When reading product labels, look for foods that are either a “good” source of fiber (2.5 grams/fiber/serving) or an “excellent” source of fiber (5 grams/fiber/serving). If you aim to get at least 10 grams of fiber at breakfast, lunch, and dinner you will be well on your way to getting enough. Check out the USDA Food Database to learn how much fiber is in the foods you regularly consume, or read more at the World’s Healthiest Foods website.

Sample meals might include:

  • 1 cup cooked quinoa (9 g), 1 cup blueberries (4 g), 2 Tbsp walnuts (1 g), butter, salt and spices
  • 4 oz baked salmon, 2 cups leafy greens (10 g), 1/2 cup brown rice (5.5 g)
  • Three Bean Chili (10-12g/serving), large orange (4.5 g)


If you try to eat more of the foods listed in the above sections, chances are you are going to get enough potassium along the way. Potassium is commonly found in fruits and vegetables like bananas, oranges, grapefruit, pineapple, apples, tomatoes, apricots, avocados, squash, potatoes (especially with the skin), spinach, sweet potatoes, beans, whole grains, milk, fish, meat and less commonly known, blackstrap molasses (4). Up to 10-50% of potassium is lost in water when foods are boiled (unless you consume the broth). In contrast only 3-6% is lost with steaming so it may be a better choice for cooking.

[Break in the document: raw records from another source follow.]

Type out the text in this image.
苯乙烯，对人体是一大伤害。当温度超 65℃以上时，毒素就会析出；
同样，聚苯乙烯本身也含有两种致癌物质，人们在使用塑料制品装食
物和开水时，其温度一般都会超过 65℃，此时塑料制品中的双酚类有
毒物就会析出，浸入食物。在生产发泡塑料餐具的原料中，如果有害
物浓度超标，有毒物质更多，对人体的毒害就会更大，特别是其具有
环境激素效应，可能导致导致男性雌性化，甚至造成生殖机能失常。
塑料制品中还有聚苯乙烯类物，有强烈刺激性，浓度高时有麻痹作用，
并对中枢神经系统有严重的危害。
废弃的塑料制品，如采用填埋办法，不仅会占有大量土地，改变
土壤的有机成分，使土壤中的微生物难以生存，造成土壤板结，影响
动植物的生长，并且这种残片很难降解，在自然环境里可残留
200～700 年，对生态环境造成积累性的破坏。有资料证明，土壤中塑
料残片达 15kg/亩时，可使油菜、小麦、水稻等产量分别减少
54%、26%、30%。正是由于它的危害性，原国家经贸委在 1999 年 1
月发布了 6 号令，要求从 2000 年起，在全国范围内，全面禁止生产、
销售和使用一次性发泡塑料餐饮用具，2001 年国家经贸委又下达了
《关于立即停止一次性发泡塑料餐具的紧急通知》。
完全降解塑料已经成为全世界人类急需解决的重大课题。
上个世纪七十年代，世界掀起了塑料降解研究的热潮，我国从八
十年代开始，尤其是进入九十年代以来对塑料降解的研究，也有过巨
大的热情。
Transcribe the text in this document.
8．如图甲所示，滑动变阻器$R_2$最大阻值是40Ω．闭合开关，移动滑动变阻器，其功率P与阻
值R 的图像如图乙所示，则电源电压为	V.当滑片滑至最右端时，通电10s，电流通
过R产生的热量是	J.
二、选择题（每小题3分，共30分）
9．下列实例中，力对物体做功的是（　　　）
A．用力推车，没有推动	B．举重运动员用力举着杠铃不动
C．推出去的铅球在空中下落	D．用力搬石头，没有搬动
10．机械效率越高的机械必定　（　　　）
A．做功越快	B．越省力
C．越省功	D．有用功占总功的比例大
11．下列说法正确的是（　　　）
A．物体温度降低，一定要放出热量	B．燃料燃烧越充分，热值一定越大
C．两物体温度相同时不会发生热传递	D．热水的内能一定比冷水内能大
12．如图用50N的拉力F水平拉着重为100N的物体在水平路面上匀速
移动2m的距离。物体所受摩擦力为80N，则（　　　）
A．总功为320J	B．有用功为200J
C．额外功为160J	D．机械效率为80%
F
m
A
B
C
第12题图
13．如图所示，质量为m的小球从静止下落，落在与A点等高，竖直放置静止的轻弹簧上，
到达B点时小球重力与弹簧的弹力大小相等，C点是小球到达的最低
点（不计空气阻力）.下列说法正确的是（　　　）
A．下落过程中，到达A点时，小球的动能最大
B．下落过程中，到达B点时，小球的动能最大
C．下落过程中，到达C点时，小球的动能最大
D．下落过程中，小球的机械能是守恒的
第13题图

Potassium is critical for fluid/electrolyte balance, blood pressure regulation, and muscle contraction. Deficiency can lead to fatigue, weakness, muscle cramps, and hypertension to name a few. Since the potassium content of fruits and vegetables decline by 6-14% between 1940-2000, likely due to changes in farming methods (5), it’s important that you load up on the foods that contain potassium.

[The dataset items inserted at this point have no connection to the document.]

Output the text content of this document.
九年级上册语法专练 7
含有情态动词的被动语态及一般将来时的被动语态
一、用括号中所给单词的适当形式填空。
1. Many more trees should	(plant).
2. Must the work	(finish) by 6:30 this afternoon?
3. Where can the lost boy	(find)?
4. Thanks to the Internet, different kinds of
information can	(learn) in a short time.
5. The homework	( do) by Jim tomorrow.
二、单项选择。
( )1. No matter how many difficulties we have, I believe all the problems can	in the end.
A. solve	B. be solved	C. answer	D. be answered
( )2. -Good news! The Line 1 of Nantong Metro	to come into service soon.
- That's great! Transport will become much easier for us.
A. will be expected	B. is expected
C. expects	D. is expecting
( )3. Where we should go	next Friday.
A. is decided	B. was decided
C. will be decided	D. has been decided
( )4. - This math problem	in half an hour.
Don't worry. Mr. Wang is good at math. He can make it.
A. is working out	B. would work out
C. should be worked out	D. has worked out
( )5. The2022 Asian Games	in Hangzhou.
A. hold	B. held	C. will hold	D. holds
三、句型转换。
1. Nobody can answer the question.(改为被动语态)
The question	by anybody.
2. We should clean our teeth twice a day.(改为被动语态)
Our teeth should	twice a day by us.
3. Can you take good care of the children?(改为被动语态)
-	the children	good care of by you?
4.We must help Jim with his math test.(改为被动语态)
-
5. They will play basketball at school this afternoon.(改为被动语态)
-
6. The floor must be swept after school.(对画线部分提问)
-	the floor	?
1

After reviewing this post, it’s obvious to me that two food groups are of particular importance… Can you name them? Yup, fruits and vegetables. Finding ways to increase your fruits and vegetable intake is one of the few uncontested recommendations of nutrition professionals across the world. Steaming your veggies is definitely advantageous over boiling and getting some sunshine on a regular basis probably would not hurt either.

Anyone up for a beach side picnic? I’ll bring the fruit salad!